Pinterest Engineering

Apr 10, 2015

8 min read

Learn to stop using shiny new things and love MySQL

Marty Weiner | Pinterest engineer, BlackOps

A good portion of the startups I meet and advise want to use the newest, hottest technology to build something that’s cool, but not technologically groundbreaking. I have yet to meet a startup building a time machine, teleporter or quantum social network that would actually require some amazing new tech. They have awesome new ideas with down-to-earth technical requirements, so I kept wondering why they choose this shiny (and risky) new stuff when all they need is a good ol’ trustworthy database. I think it’s because many assume that building the latest and greatest needs the latest and greatest!

It turns out that’s only one of three bad reasons (traps) why people go for the shiny and new. Reason two is people mistakenly assume older stuff is slow, not feature rich or won’t scale. “MySQL is sluggish,” they say. “Java is slow,” I’ve heard. “Python won’t scale,” they claim. None of it’s true.

The third reason people go for shiny is because older tech isn’t advertised as aggressively as newer tech. The younger companies needs to differentiate from the old guard and be bolder, more passionate and promise to fulfill your wildest dreams. But most new tech sales pitches aren’t generally forthright about their many failure modes.

In our early days, we fell into this third trap. We had a lot of growing pains as we scaled the architecture. The most vocal and excited database companies kept coming to us saying they’d solve all of our scalability problems. But nobody told us of the virtues of MySQL, probably because MySQL just works, and people know about it.

Through the gauntlet, two of the most important lessons I learned building Pinterest were:

After about a year of fast, sleep-defying scaling at Pinterest, we had MySQL, Memcache, MongoDB, Redis, Cassandra, Membase and Elastic Search. Everything was on fire and breaking in their own special ways. We wanted to simplify and get rid of all the fancy stuff, but we also wanted something that would scale to the moon with us. It was time to start our grand re-architecture. To help guide us and our choices, we built a set of questions to apply to every different technology:

Maturity is natural

The harder and more passionately people push on a technology, the faster they will run across bugs or performance problems, fix them and hopefully contribute fixes back for the whole community to use.

Maturity can come a hell of lot faster if the technology is simple. Getting a five line Python program to print “Hello, World” to be bug free should take 30 person-seconds, whereas a program to handle world-wide distributed banking transactions will take many person-years to mature due to the complexity that must be hammered out.

So, let’s equation-ify this. Maturity increases with blood and sweat, but comes slower with more complexity.

Maturity = (Blood + Sweat) / Complexity

(I really wanted to throw in some e, i, and π into the equation, but just couldn’t justify it.
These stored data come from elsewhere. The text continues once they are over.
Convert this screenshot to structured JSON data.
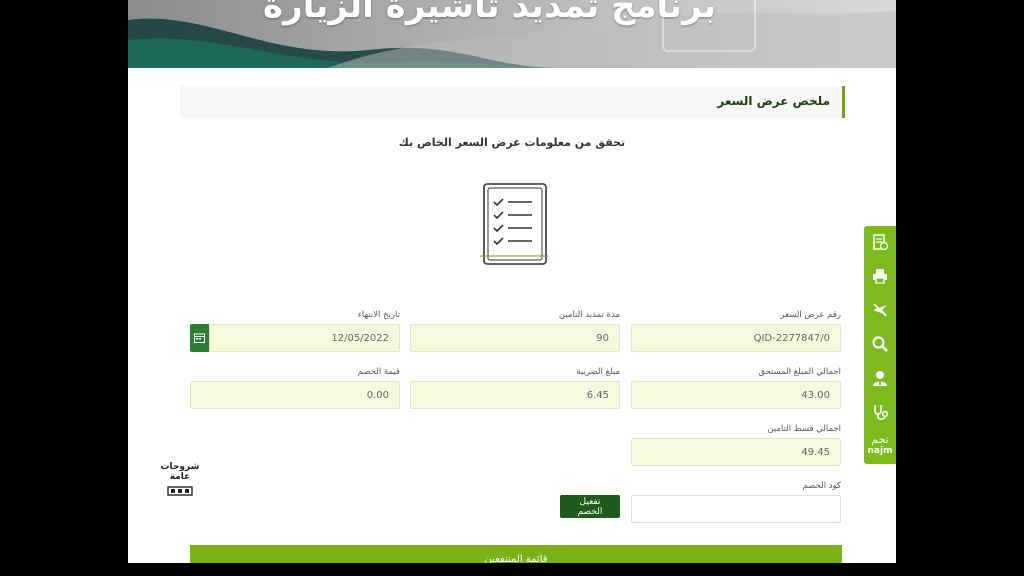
{
  "banner": {
    "title": "برنامج تمديد تأشيرة الزيارة"
  },
  "section": {
    "title": "ملخص عرض السعر"
  },
  "subtitle": "تحقق من معلومات عرض السعر الخاص بك",
  "fields": {
    "quote_number": {
      "label": "رقم عرض السعر",
      "value": "QID-2277847/0"
    },
    "extension_period": {
      "label": "مدة تمديد التامين",
      "value": "90"
    },
    "end_date": {
      "label": "تاريخ الانتهاء",
      "value": "12/05/2022"
    },
    "total_due": {
      "label": "اجمالي المبلغ المستحق",
      "value": "43.00"
    },
    "tax_amount": {
      "label": "مبلغ الضريبة",
      "value": "6.45"
    },
    "discount_value": {
      "label": "قيمة الخصم",
      "value": "0.00"
    },
    "total_premium": {
      "label": "اجمالي قسط التامين",
      "value": "49.45"
    },
    "discount_code": {
      "label": "كود الخصم",
      "value": ""
    }
  },
  "buttons": {
    "activate_discount": "تفعيل الخصم"
  },
  "beneficiaries": {
    "label": "قائمة المنتفعين"
  },
  "sidebar": {
    "items": [
      "document-icon",
      "printer-icon",
      "plane-icon",
      "search-icon",
      "doctor-icon",
      "stethoscope-icon"
    ],
    "najm_ar": "نجم",
    "najm_en": "najm"
  },
  "floating": {
    "line1": "شروحات",
    "line2": "عامة"
  },
  "colors": {
    "accent": "#7cbb1e",
    "field_bg": "#f4fbdc",
    "dark_green": "#1f5b1a"
  }
}
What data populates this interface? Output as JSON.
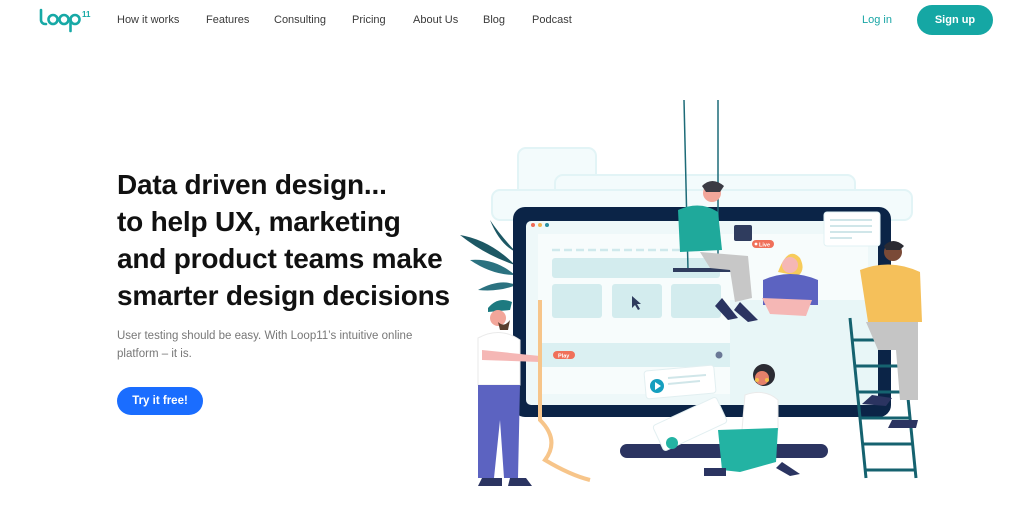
{
  "brand": {
    "logo_text": "loop",
    "logo_superscript": "11",
    "accent_color": "#15a7a4",
    "cta_color": "#1a6dff"
  },
  "nav": {
    "items": [
      {
        "label": "How it works"
      },
      {
        "label": "Features"
      },
      {
        "label": "Consulting"
      },
      {
        "label": "Pricing"
      },
      {
        "label": "About Us"
      },
      {
        "label": "Blog"
      },
      {
        "label": "Podcast"
      }
    ],
    "login_label": "Log in",
    "signup_label": "Sign up"
  },
  "hero": {
    "headline_lines": [
      "Data driven design...",
      "to help UX, marketing",
      "and product teams make",
      "smarter design decisions"
    ],
    "subtext": "User testing should be easy. With Loop11’s intuitive online platform – it is.",
    "cta_label": "Try it free!"
  },
  "illustration": {
    "live_badge": "Live",
    "play_badge": "Play"
  }
}
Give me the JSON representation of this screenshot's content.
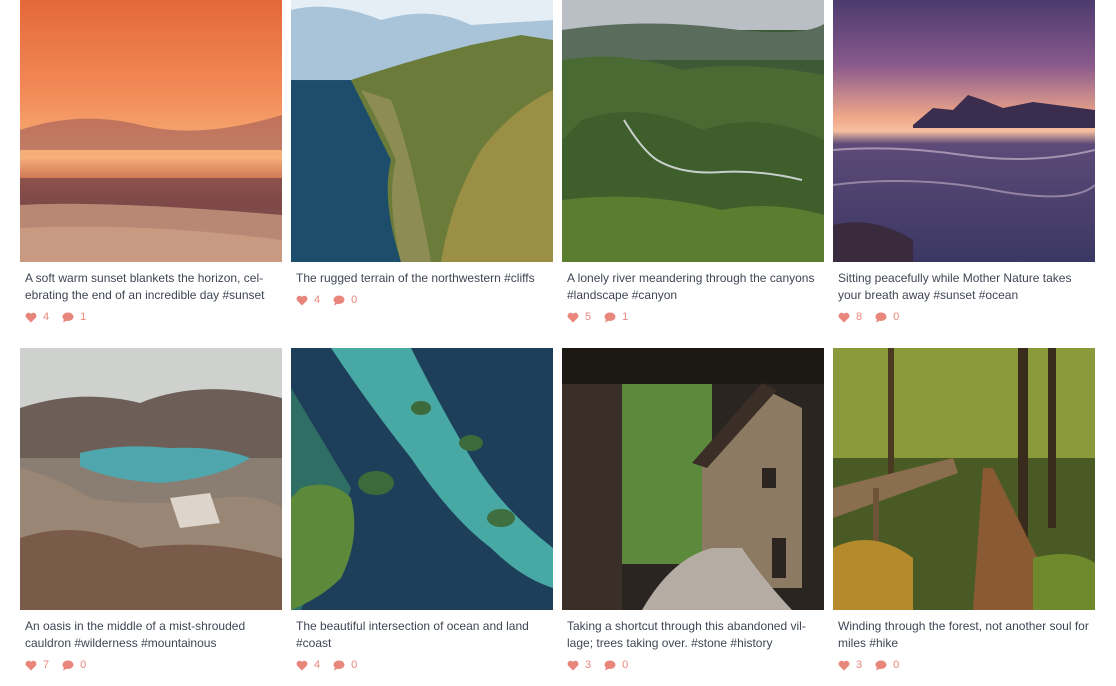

Yet…)

As a technology hardens, collaboration occurs, understanding gets deeper and a wealth of knowledge is built out. As the technology itself gets more stable and beautiful, documentation and simplification occur and the frontiers and boundaries are tested and widened.

You don’t want to be on the wrong end of the maturity equation. There be dragons there:

Sometimes you have to be on the bad end of this maturity ratio. For instance, if you HAVE to have a Flux Capacitor for your time machine, recognize that you won’t be able to hire for it easily. There will be minimal community online to help you debug why you only went back in time 100 years and not 1,000 years. Support may not be able to help you understand why Marty McFly is now stuck in a supernova.

If you’re on the frontier, you’ll hit new bugs and issues that the rest of the world has never seen. They’ll be 10x harder to debug and will likely require a depth of knowledge that goes outside the comfort zone of your current engineers. You’ll have to dig in, push hard and learn fast. I send you my virtual hugs and admiration. I’ve been there. It will be tough. Blog what you find, collaborate and communicate.

If you’re starting or growing a company, and your scale is smaller than huge, consider maturity to be your most important factor aside from basic requirements. Ask yourself — does MySQL sufficiently meet my needs? If so, use it. If you’re wondering if MySQL will be fast enough, the answer is YES. Even better than fast, MySQL’s performance will be consistent.

Last Remarks

So I’ve wailed away on a bunch of technologies, but I seem to have a near-romantic thing for MySQL. I’d like to take a moment to mention that MySQL, while mature, does not solve all your problems. Sometimes you’ll have to venture away from the comforting warming glow of maturity.